Dubious Debiasing


Jacy Reese Anthis, Kristian Lum, Michael Ekstrand, Avi Feller, Alexander D'Amour, and Chenhao Tan. 2024. Dubious Debiasing: Inherent Challenges in Achieving Fairness in Large Language Models. In HEAL: Human-centered Evaluation and Auditing of Language Models at CHI 2024.


Researchers have evaluated fairness in machine learning with a variety of technical frameworks, such as group fairness and fair representations. With the increasingly complex ways in which generative AI interfaces with human society, it is not clear how these frameworks can be extended to general-purpose systems, such as ChatGPT, Gemini, and other large language models (LLMs).

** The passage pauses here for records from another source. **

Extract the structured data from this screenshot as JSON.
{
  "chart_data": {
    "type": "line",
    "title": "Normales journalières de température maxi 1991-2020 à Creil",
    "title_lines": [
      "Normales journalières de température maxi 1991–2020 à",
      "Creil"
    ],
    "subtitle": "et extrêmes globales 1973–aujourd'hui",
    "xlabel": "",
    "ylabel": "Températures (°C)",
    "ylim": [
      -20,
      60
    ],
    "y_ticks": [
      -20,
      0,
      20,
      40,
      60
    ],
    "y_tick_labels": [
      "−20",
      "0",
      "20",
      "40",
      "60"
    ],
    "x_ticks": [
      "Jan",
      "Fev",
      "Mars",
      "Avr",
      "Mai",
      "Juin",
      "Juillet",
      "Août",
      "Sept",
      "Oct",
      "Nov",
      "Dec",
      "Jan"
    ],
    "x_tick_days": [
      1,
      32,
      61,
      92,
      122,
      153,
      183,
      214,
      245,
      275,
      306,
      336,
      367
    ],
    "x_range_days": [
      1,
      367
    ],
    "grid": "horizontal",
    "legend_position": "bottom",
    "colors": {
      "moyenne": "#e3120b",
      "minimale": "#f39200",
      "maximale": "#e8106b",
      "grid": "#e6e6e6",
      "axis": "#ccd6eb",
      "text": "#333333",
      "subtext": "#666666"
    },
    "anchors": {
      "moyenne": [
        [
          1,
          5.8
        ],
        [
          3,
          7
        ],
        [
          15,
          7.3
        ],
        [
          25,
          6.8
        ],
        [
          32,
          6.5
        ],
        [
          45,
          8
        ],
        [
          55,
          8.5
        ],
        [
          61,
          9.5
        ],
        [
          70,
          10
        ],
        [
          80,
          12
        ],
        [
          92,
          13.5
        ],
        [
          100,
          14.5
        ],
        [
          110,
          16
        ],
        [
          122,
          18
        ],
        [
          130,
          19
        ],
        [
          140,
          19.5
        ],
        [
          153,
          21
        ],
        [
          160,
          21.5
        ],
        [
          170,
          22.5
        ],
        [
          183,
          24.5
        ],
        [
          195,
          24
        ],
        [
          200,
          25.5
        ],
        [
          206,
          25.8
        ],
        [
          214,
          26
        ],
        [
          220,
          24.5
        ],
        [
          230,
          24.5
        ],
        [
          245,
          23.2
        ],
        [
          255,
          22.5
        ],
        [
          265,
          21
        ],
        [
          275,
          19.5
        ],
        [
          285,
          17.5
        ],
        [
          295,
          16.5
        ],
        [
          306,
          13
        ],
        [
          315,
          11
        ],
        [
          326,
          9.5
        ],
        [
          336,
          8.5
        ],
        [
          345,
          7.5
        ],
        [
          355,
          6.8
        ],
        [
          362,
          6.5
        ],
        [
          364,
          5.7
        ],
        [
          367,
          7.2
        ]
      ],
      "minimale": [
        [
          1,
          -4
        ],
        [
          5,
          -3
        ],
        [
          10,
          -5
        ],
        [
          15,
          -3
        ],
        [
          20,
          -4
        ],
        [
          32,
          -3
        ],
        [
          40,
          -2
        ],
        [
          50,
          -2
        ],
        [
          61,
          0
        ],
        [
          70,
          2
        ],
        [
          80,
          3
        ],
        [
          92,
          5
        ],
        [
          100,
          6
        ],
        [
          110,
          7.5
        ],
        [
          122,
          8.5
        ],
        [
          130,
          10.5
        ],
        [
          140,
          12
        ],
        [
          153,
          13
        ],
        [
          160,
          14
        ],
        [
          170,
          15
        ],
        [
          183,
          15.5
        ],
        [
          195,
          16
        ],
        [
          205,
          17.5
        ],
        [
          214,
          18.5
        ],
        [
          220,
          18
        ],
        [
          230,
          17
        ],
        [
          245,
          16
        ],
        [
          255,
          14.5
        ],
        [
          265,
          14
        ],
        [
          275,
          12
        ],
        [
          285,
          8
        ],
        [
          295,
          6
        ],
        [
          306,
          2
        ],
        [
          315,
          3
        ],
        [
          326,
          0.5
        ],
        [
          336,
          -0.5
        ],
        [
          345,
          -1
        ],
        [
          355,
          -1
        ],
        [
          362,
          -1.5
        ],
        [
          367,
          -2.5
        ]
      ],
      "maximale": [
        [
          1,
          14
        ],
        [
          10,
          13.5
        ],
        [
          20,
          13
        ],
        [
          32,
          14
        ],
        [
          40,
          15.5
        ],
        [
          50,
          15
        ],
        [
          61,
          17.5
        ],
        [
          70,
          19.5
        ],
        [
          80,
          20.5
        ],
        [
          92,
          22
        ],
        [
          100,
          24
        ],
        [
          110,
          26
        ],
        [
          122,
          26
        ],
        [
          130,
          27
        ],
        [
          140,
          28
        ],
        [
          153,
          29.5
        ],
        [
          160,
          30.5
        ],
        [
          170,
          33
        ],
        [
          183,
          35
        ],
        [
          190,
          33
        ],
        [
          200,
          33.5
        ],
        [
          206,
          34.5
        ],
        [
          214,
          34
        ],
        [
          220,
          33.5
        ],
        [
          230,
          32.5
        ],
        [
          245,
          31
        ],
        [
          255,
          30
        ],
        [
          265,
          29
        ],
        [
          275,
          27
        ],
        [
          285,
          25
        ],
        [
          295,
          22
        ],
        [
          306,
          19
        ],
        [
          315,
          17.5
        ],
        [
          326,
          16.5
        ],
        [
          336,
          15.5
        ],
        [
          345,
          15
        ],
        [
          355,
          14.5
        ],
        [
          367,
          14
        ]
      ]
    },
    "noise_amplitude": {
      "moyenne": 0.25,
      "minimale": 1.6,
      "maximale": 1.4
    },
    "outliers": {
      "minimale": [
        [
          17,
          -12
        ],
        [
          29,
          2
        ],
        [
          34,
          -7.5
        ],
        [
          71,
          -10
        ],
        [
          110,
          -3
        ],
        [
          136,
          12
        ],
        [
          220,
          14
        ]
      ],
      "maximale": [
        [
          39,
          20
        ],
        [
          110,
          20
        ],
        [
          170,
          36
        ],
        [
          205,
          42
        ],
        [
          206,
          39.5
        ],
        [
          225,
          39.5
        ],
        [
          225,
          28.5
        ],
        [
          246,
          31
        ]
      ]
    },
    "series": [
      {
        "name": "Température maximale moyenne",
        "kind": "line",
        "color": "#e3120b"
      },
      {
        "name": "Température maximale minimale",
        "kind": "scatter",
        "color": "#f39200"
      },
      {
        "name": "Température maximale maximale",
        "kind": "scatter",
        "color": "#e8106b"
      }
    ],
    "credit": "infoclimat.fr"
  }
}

Despite the critical importance of evaluating LLM fairness, we articulate inherent challenges. In some cases, extant frameworks cannot be applied to human-LLM interaction, and in others, the notion of a fair LLM is intractable due to the exceptional flexibility of LLMs in performing many different types of tasks with effects on a multitude of diverse stakeholders, including widely varying user populations. We conclude with motivating principles for fairness in LLM systems that foreground the criticality of context, the responsibility of LLM developers, and the need for stakeholder involvement in an iterative process of design and evaluation.